A. Absence de vices dans le consentement. L'article 305 indique seulement deux vices du consentement: l'erreur et la violence; en cela, il s'écarte notablement de plusieurs Codes étrangers, lesquels comptent aussi le dol comme un vice du consentement. On démontrera, sous l'article 312, que le dol, suivant le degré d'erreur qu'il cause, ou se confond avec ce vice même, ou n'est plus qu'un fait simplement dommageable qui donne lieu à réparation: cette réparation, il est vrai, pourra être obtenue par l'annulation du contrat, mais avec un autre caractère et avec moins d'effets que lorsqu'il y a eu une erreur viciant le consentement à proprement parler.
B. Capacité des parties. Certaines personnes sont, par suite de conditions particulières où elles se trouvent, légalement présumées et déclarées incapables de faire certains actes concernant leur personne même et leurs biens. Elles sont déterminées au Livre des Personnes.
C. Lésion. On n'entrera, à présent, dans aucuns détails, au sujet de la lésion considérée comme cause tout exceptionnelle d'annulabilité des conventions. La lésion suppose que, dans un contrat à titre onéreux où chaque partie cherchait un avantage égal à celui qu'elle fournissait, l'une d'elles a trouvé un avantage beaucoup moindre. L'intérêt général qui demande que les, conventions soient maintenues autant que possible ne permet pas que cette cause d'annulation soit facilement admise. Aussi, dans les lois étrangères ne rencontre-t-on que deux contrats annulables pour lésion proprement dite entre personnes majeures: le partage de biens indivis et la vente d'immeuble où le vendeur est lésé.
Le Code japonais n'admet pas la rescision de la vente pour lésion et il ne admet que dans le partage; mais la lésion sera une cause de rescision, en faveur des mineurs contre toutes sortes de conventions, et ici, quelle que soit l'importance de la lésion, même la plus minime. Cette combinaison de la lésion avec l'incapacité peut donner lieu à d'assez sérieuses difficultés que le Code s'est efforcé de prévenir (voy. 548).
On terminera ce qui concerne ces diverses conditions d'existence et de validité des conventions par une observation importante.

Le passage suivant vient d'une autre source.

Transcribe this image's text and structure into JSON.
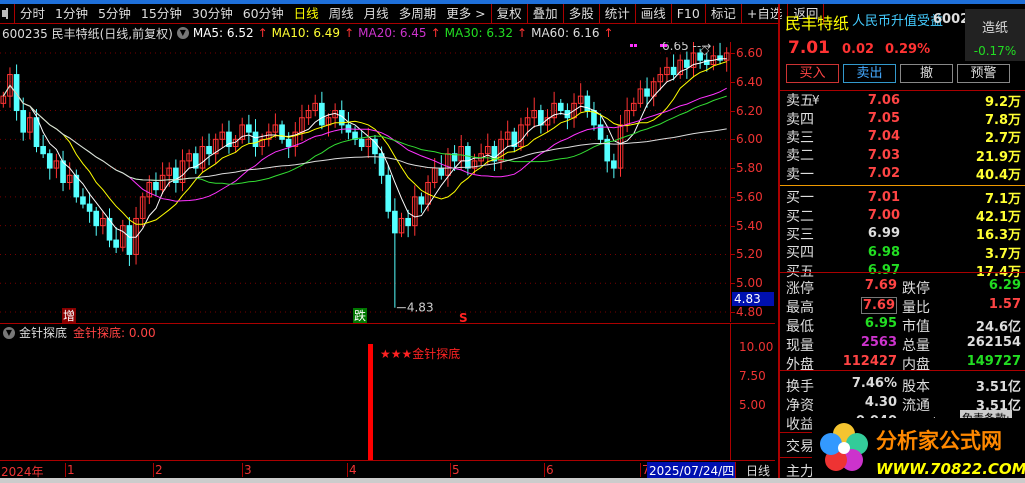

Déjà, en plusieurs occasions, on a rencontré et appliqué le principe fondamental de la liberté des conventions; le § suivant va bientôt le proclamer, le justifier et en fixer les limites. Ce principe ne reçoit ici qu'une application très-restreinte: les parties pourraient ajouter aux conditions d'existence de la convention, en la subordonnant à un événement plus ou moins casuel, et à celles de validité en la subordonnant à l'absence de lésion, dans un cas où la loi n'admet pas la rescision pour lésion, ou en exigeant pour cette rescision une lésion moindre que celle que la loi exigerait; mais elles ne pourraient rien retrancher des conditions légales, soit d'existence, soit de validité de la convention: pour les premières, elles dépendent de la nature des choses, laquelle est ici la pure raison; pour les secondes, elles sont une protection pour les faibles, et le but de la loi qui est un but de justice ne serait pas atteint, si la partie intéressée pouvait se soustraire à cette protection, notamment au droit de faire rescinder son contrat pour incapacité ou vice de consentement.